APÊNDICE – NOTA EXPLICATIVA

O Monitor do PIB-FGV estima mensalmente o PIB brasileiro em volume e em valor. O objetivo de sua criação foi prover a sociedade de um indicador mensal do PIB, tendo como base a mesma metodologia das Contas Nacionais do IBGE. Sua série inicia-se em 2000 e incorpora todas as informações disponíveis das Contas Nacionais (Tabelas de Recursos e Usos, até 2017, último ano de divulgação) bem como as informações das Contas Nacionais Trimestrais, até o último trimestre divulgado (quarto trimestre de 2019).

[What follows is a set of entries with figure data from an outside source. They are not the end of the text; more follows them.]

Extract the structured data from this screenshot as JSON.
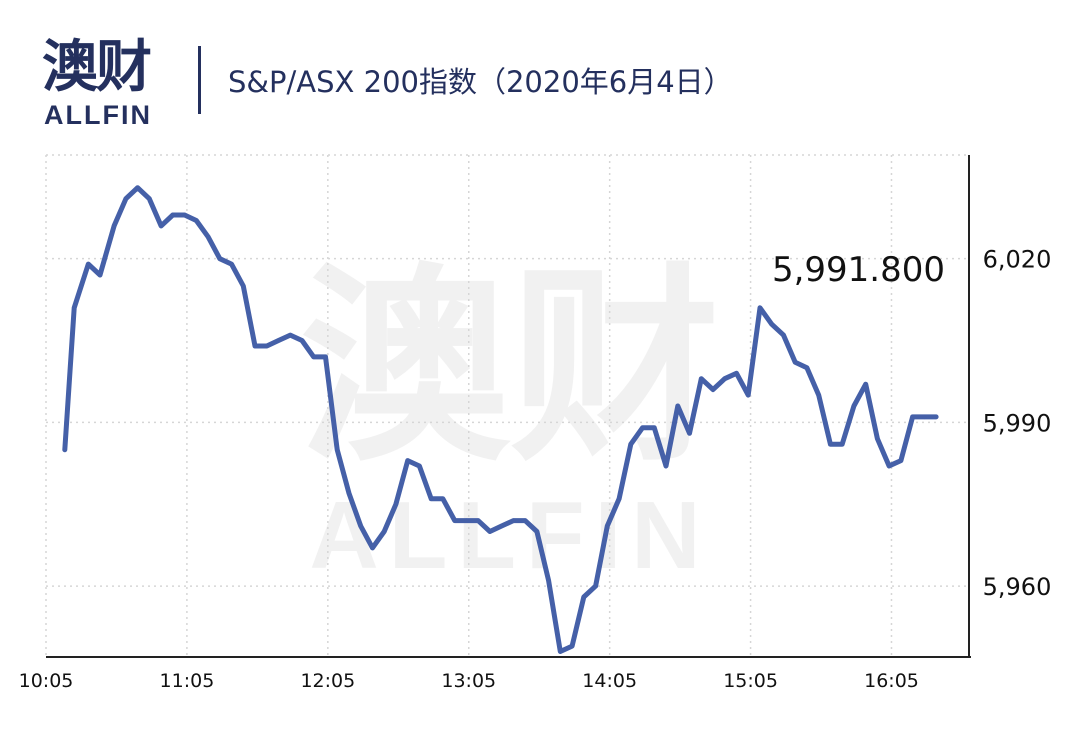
{
  "header": {
    "logo_cn": "澳财",
    "logo_en": "ALLFIN",
    "title": "S&P/ASX 200指数（2020年6月4日）"
  },
  "watermark": {
    "cn": "澳财",
    "en": "ALLFIN"
  },
  "colors": {
    "line": "#4560a8",
    "brand": "#24305e",
    "accent": "#c5304f",
    "grid": "#d6d6d6"
  },
  "chart_data": {
    "type": "line",
    "title": "S&P/ASX 200指数（2020年6月4日）",
    "x_tick_labels": [
      "10:05",
      "11:05",
      "12:05",
      "13:05",
      "14:05",
      "15:05",
      "16:05"
    ],
    "y_tick_labels": [
      "6,020",
      "5,990",
      "5,960"
    ],
    "y_ticks": [
      6020,
      5990,
      5960
    ],
    "ylim": [
      5947,
      6039
    ],
    "xlim_minutes": [
      0,
      393
    ],
    "grid": true,
    "annotation": {
      "text": "5,991.800",
      "x": "15:05",
      "y": 6011.5
    },
    "series": [
      {
        "x": [
          "10:13",
          "10:17",
          "10:23",
          "10:28",
          "10:34",
          "10:39",
          "10:44",
          "10:49",
          "10:54",
          "10:59",
          "11:04",
          "11:09",
          "11:14",
          "11:19",
          "11:24",
          "11:29",
          "11:34",
          "11:39",
          "11:44",
          "11:49",
          "11:54",
          "11:59",
          "12:04",
          "12:09",
          "12:14",
          "12:19",
          "12:24",
          "12:29",
          "12:34",
          "12:39",
          "12:44",
          "12:49",
          "12:54",
          "12:59",
          "13:04",
          "13:09",
          "13:14",
          "13:19",
          "13:24",
          "13:29",
          "13:34",
          "13:39",
          "13:44",
          "13:49",
          "13:54",
          "13:59",
          "14:04",
          "14:09",
          "14:14",
          "14:19",
          "14:24",
          "14:29",
          "14:34",
          "14:39",
          "14:44",
          "14:49",
          "14:54",
          "14:59",
          "15:04",
          "15:09",
          "15:14",
          "15:19",
          "15:24",
          "15:29",
          "15:34",
          "15:39",
          "15:44",
          "15:49",
          "15:54",
          "15:59",
          "16:04",
          "16:09",
          "16:14",
          "16:19",
          "16:24"
        ],
        "values": [
          5985,
          6011,
          6019,
          6017,
          6026,
          6031,
          6033,
          6031,
          6026,
          6028,
          6028,
          6027,
          6024,
          6020,
          6019,
          6015,
          6004,
          6004,
          6005,
          6006,
          6005,
          6002,
          6002,
          5985,
          5977,
          5971,
          5967,
          5970,
          5975,
          5983,
          5982,
          5976,
          5976,
          5972,
          5972,
          5972,
          5970,
          5971,
          5972,
          5972,
          5970,
          5961,
          5948,
          5949,
          5958,
          5960,
          5971,
          5976,
          5986,
          5989,
          5989,
          5982,
          5993,
          5988,
          5998,
          5996,
          5998,
          5999,
          5995,
          6011,
          6008,
          6006,
          6001,
          6000,
          5995,
          5986,
          5986,
          5993,
          5997,
          5987,
          5982,
          5983,
          5991,
          5991,
          5991
        ]
      }
    ]
  }
}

O indicador é ajustado as Contas Nacionais Trimestrais sempre que há mudanças metodológicas e a cada trimestre divulgado. Ou seja, nos trimestres calendários, as médias trimestrais dos índices de volume do Monitor do PIB-FGV serão iguais aos indicadores trimestrais, sem ajuste sazonal, das Contas Nacionais Trimestrais. Nos trimestres calendário, são utilizados os mesmos modelos do IBGE para calcular todas as séries desagregadas com ajuste sazonal, tanto pela ótica da oferta, como da demanda. Para o ajuste sazonal mensal é utilizado o modelo mensal do IBC-Br, do Banco Central; para os trimestres móveis utiliza-se uma média desses ajustes mensais.

Assim, as estimativas do Monitor do PIB-FGV antecedem os resultados das Contas Nacionais Trimestrais nos meses em que este é divulgado. E, nos meses em que não há divulgação, o Monitor representa uma excelente antecipação para as tendências do PIB e seus componentes.

O Monitor do PIB-FGV compõe-se de um relatório descrevendo os principais resultados com ilustrações gráficas e de uma tabela Excel com informações de volume, em valores correntes, e a preços de 1995 das 12 atividades econômicas que agrupadas formam os 3 setores de atividade (agropecuária, indústria e serviços). Apresenta, ainda, o Valor Adicionado a preços básicos, os impostos sobre os produtos e o PIB e também os componentes do PIB pela ótica da demanda. Outro ponto a ser destacado é que o Monitor torna disponíveis desagregações que não são divulgadas pelo IBGE, mas que são relevantes para um melhor entendimento da absorção doméstica e da demanda externa. As desagregações disponibilizadas pelo Monitor são:

Consumo das Famílias: bens de consumo duráveis, semiduráveis, não duráveis e serviços. Adicionalmente eles são classificados em nacionais e importados;

Formação Bruta de Capital Fixo: em máquinas e equipamentos, construção e outros. Para máquinas e equipamentos e outros, há a desagregação entre nacionais e importados;

Exportações e Importações: em produtos agropecuários, produtos da extrativa mineral, produtos industrializados de consumo (duráveis, semiduráveis e não duráveis), produtos industrializados de uso intermediário, bens de capitais e serviços.